Il y a quelque chose à dire sur le vieillissement gracieux dans la musique rock. Le groupe de punk rock qui a grandi en tant que groupe dont le découragement adolescent est devenu le cri de ralliement d’une génération de fans et d’acolytes peut rapidement s’essouffler. Dès qu’une étoile s’élève, les enjeux qui l’entourent se multiplient : un groupe fondé sur une liste anti-establishment peut-il maintenir son élan bien au-delà de son époque fondatrice, lorsque l’establishment lui-même devient le moteur de son succès continu ?
Pour Green Day, 30 ans après la sortie de son troisième album, « Dookie », la réponse est claire. Le groupe, qui a présenté hier soir sa tournée Saviors au SoFi Stadium de Los Angeles, a transposé la ferveur de sa jeunesse – pyrotechnie, sauts sur scène, énergie inébranlable – dans une salle aussi maximaliste que possible, des cinq niveaux de sièges à guichets fermés aux pass à 125 $ pour se garer sur le parking adjacent. Mais les natifs de Californie ont su exploiter avec aisance leurs débuts dans les clubs. En jouant l’intégralité de « Dookie » et « American Idiot », le premier sorti en 1994 et le second une décennie plus tard, ils ont joué avec intensité et une fidélité parfaite aux disques originaux avec une faim de vingtenaire, comme si le temps lui-même avait été figé, au moins pour une nuit.
Il faut mettre cela sur le compte du sens du spectacle des membres principaux du groupe, notamment le chanteur Billie Joe Armstrong, le bassiste Mike Dirnt et le batteur Tré Cool. Pendant deux heures et demie de jeu, ils ont joué avec brio chaque note, chaque chanson axée sur les refrains, avec précision et détermination. L’esprit qui a propulsé Green Day au-delà du grunge-rock qui a dominé le début des années 90 a imprégné toute la performance, des appels à chanter en chœur aux yeux changeants d’Armstrong, maquillés au mascara, entre les couplets, comme pour ponctuer les courants sauvages des morceaux eux-mêmes.
Malgré tout, la brutalité cinglante de « Dookie » ne s’est pas estompée avec le temps.
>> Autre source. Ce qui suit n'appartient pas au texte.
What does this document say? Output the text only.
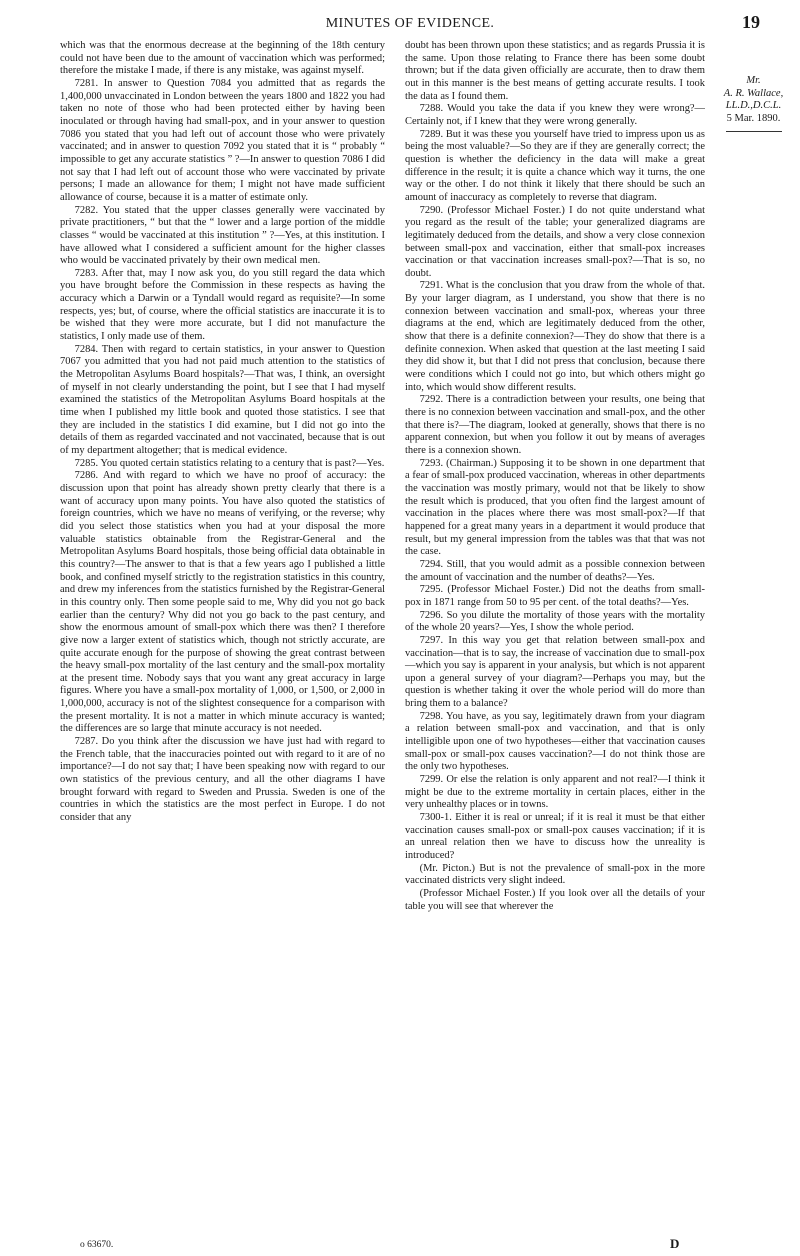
MINUTES OF EVIDENCE.	19

which was that the enormous decrease at the beginning of the 18th century could not have been due to the amount of vaccination which was performed; therefore the mistake I made, if there is any mistake, was against myself.

7281. In answer to Question 7084 you admitted that as regards the 1,400,000 unvaccinated in London between the years 1800 and 1822 you had taken no note of those who had been protected either by having been inoculated or through having had small-pox, and in your answer to question 7086 you stated that you had left out of account those who were privately vaccinated; and in answer to question 7092 you stated that it is “ probably “ impossible to get any accurate statistics ” ?—In answer to question 7086 I did not say that I had left out of account those who were vaccinated by private persons; I made an allowance for them; I might not have made sufficient allowance of course, because it is a matter of estimate only.

7282. You stated that the upper classes generally were vaccinated by private practitioners, “ but that the “ lower and a large portion of the middle classes “ would be vaccinated at this institution ” ?—Yes, at this institution. I have allowed what I considered a sufficient amount for the higher classes who would be vaccinated privately by their own medical men.

7283. After that, may I now ask you, do you still regard the data which you have brought before the Commission in these respects as having the accuracy which a Darwin or a Tyndall would regard as requisite?—In some respects, yes; but, of course, where the official statistics are inaccurate it is to be wished that they were more accurate, but I did not manufacture the statistics, I only made use of them.

7284. Then with regard to certain statistics, in your answer to Question 7067 you admitted that you had not paid much attention to the statistics of the Metropolitan Asylums Board hospitals?—That was, I think, an oversight of myself in not clearly understanding the point, but I see that I had myself examined the statistics of the Metropolitan Asylums Board hospitals at the time when I published my little book and quoted those statistics. I see that they are included in the statistics I did examine, but I did not go into the details of them as regarded vaccinated and not vaccinated, because that is out of my department altogether; that is medical evidence.

7285. You quoted certain statistics relating to a century that is past?—Yes.

7286. And with regard to which we have no proof of accuracy: the discussion upon that point has already shown pretty clearly that there is a want of accuracy upon many points. You have also quoted the statistics of foreign countries, which we have no means of verifying, or the reverse; why did you select those statistics when you had at your disposal the more valuable statistics obtainable from the Registrar-General and the Metropolitan Asylums Board hospitals, those being official data obtainable in this country?—The answer to that is that a few years ago I published a little book, and confined myself strictly to the registration statistics in this country, and drew my inferences from the statistics furnished by the Registrar-General in this country only. Then some people said to me, Why did you not go back earlier than the century? Why did not you go back to the past century, and show the enormous amount of small-pox which there was then? I therefore give now a larger extent of statistics which, though not strictly accurate, are quite accurate enough for the purpose of showing the great contrast between the heavy small-pox mortality of the last century and the small-pox mortality at the present time. Nobody says that you want any great accuracy in large figures. Where you have a small-pox mortality of 1,000, or 1,500, or 2,000 in 1,000,000, accuracy is not of the slightest consequence for a comparison with the present mortality. It is not a matter in which minute accuracy is wanted; the differences are so large that minute accuracy is not needed.

7287. Do you think after the discussion we have just had with regard to the French table, that the inaccuracies pointed out with regard to it are of no importance?—I do not say that; I have been speaking now with regard to our own statistics of the previous century, and all the other diagrams I have brought forward with regard to Sweden and Prussia. Sweden is one of the countries in which the statistics are the most perfect in Europe. I do not consider that any

doubt has been thrown upon these statistics; and as regards Prussia it is the same. Upon those relating to France there has been some doubt thrown; but if the data given officially are accurate, then to draw them out in this manner is the best means of getting accurate results. I took the data as I found them.

7288. Would you take the data if you knew they were wrong?—Certainly not, if I knew that they were wrong generally.

7289. But it was these you yourself have tried to impress upon us as being the most valuable?—So they are if they are generally correct; the question is whether the deficiency in the data will make a great difference in the result; it is quite a chance which way it turns, the one way or the other. I do not think it likely that there should be such an amount of inaccuracy as completely to reverse that diagram.

7290. (Professor Michael Foster.) I do not quite understand what you regard as the result of the table; your generalized diagrams are legitimately deduced from the details, and show a very close connexion between small-pox and vaccination, either that small-pox increases vaccination or that vaccination increases small-pox?—That is so, no doubt.

7291. What is the conclusion that you draw from the whole of that. By your larger diagram, as I understand, you show that there is no connexion between vaccination and small-pox, whereas your three diagrams at the end, which are legitimately deduced from the other, show that there is a definite connexion?—They do show that there is a definite connexion. When asked that question at the last meeting I said they did show it, but that I did not press that conclusion, because there were conditions which I could not go into, but which others might go into, which would show different results.

7292. There is a contradiction between your results, one being that there is no connexion between vaccination and small-pox, and the other that there is?—The diagram, looked at generally, shows that there is no apparent connexion, but when you follow it out by means of averages there is a connexion shown.

7293. (Chairman.) Supposing it to be shown in one department that a fear of small-pox produced vaccination, whereas in other departments the vaccination was mostly primary, would not that be likely to show the result which is produced, that you often find the largest amount of vaccination in the places where there was most small-pox?—If that happened for a great many years in a department it would produce that result, but my general impression from the tables was that that was not the case.

7294. Still, that you would admit as a possible connexion between the amount of vaccination and the number of deaths?—Yes.

7295. (Professor Michael Foster.) Did not the deaths from small-pox in 1871 range from 50 to 95 per cent. of the total deaths?—Yes.

7296. So you dilute the mortality of those years with the mortality of the whole 20 years?—Yes, I show the whole period.

7297. In this way you get that relation between small-pox and vaccination—that is to say, the increase of vaccination due to small-pox—which you say is apparent in your analysis, but which is not apparent upon a general survey of your diagram?—Perhaps you may, but the question is whether taking it over the whole period will do more than bring them to a balance?

7298. You have, as you say, legitimately drawn from your diagram a relation between small-pox and vaccination, and that is only intelligible upon one of two hypotheses—either that vaccination causes small-pox or small-pox causes vaccination?—I do not think those are the only two hypotheses.

7299. Or else the relation is only apparent and not real?—I think it might be due to the extreme mortality in certain places, either in the very unhealthy places or in towns.

7300-1. Either it is real or unreal; if it is real it must be that either vaccination causes small-pox or small-pox causes vaccination; if it is an unreal relation then we have to discuss how the unreality is introduced?

(Mr. Picton.) But is not the prevalence of small-pox in the more vaccinated districts very slight indeed.

(Professor Michael Foster.) If you look over all the details of your table you will see that wherever the

Mr.
A. R. Wallace,
LL.D.,D.C.L.
5 Mar. 1890.
o 63670.	D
Les méditations d’Armstrong sur la masturbation et le désespoir sont toujours aussi électrisées sur « Longview », tandis que les manifestations d’anxiété résonnent avec justesse sur « Basket Case ». Ces sentiments ont été accueillis avec enthousiasme au fur et à mesure que le groupe progressait dans l’album, le public étant ravi à chaque chanson. La foule, comme prévu, était composée en grande partie de millennials avides de recharges de batterie nostalgiques. Mais elle était également parsemée d’adolescents, certains assez jeunes pour être hissés sur les épaules de leurs parents portant des cache-oreilles antibruit.
Cet attrait intergénérationnel témoigne de la durabilité de leurs talents d’écriture et de performance. « Dookie » est arrivé avec des mélodies tranchantes et des chansons débordantes de refrains. Et quand ils sont passés à « American Idiot », après que Tré se soit pavané sur scène dans une robe léopard en chantant « All By Myself » et que le groupe ait déchiqueté « Brain Stew » et « Know Your Enemy » avec un fan sur scène, le lien entre les époques a résonné comme si une décennie ne les avait pas séparés. Chaque disque porte une sensibilité pop-rock qui est spécifique à Green Day – même la mièvrerie de « Wake Me Up When September Ends » et « Boulevard of Broken Dreams » semblait relative aux accords grattés rapidement de leurs tubes les plus effrontés.
Rien de ce spectacle ne serait aussi effervescent sans Armstrong, qui à 52 ans est toujours aussi viril et agile. C’était une leçon d’humilité de voir le niveau de vivacité qu’il a conservé. Il a dominé le public sans transpirer ; sa voix était toujours aussi nasillarde et fine, et sa beauté juvénile est restée intacte. Voler sur scène avec une telle étincelle, plus de trois décennies après le début de sa carrière, a été une leçon non seulement de détermination, mais aussi de maintien.
Le Saviors Tour aurait pu être un spectacle nostalgique, et c’était le cas à bien des égards, depuis les premiers sets de Rancid et Smashing Pumpkins jusqu’à un set en tête d’affiche entièrement composé d’albums célébrant des événements marquants datant de dix ans. Mais Green Day n’a rien perdu de ce qui a fait du groupe une force si durable. Au contraire, c’est un rappel que l’art de qualité peut devenir une marchandise au fil du temps (ce ne sont pas les petits concerts en club) mais qu’il continue à trouver son public, lorsqu’il est traité avec un professionnalisme de haut niveau, peu importe l’heure ou le lieu.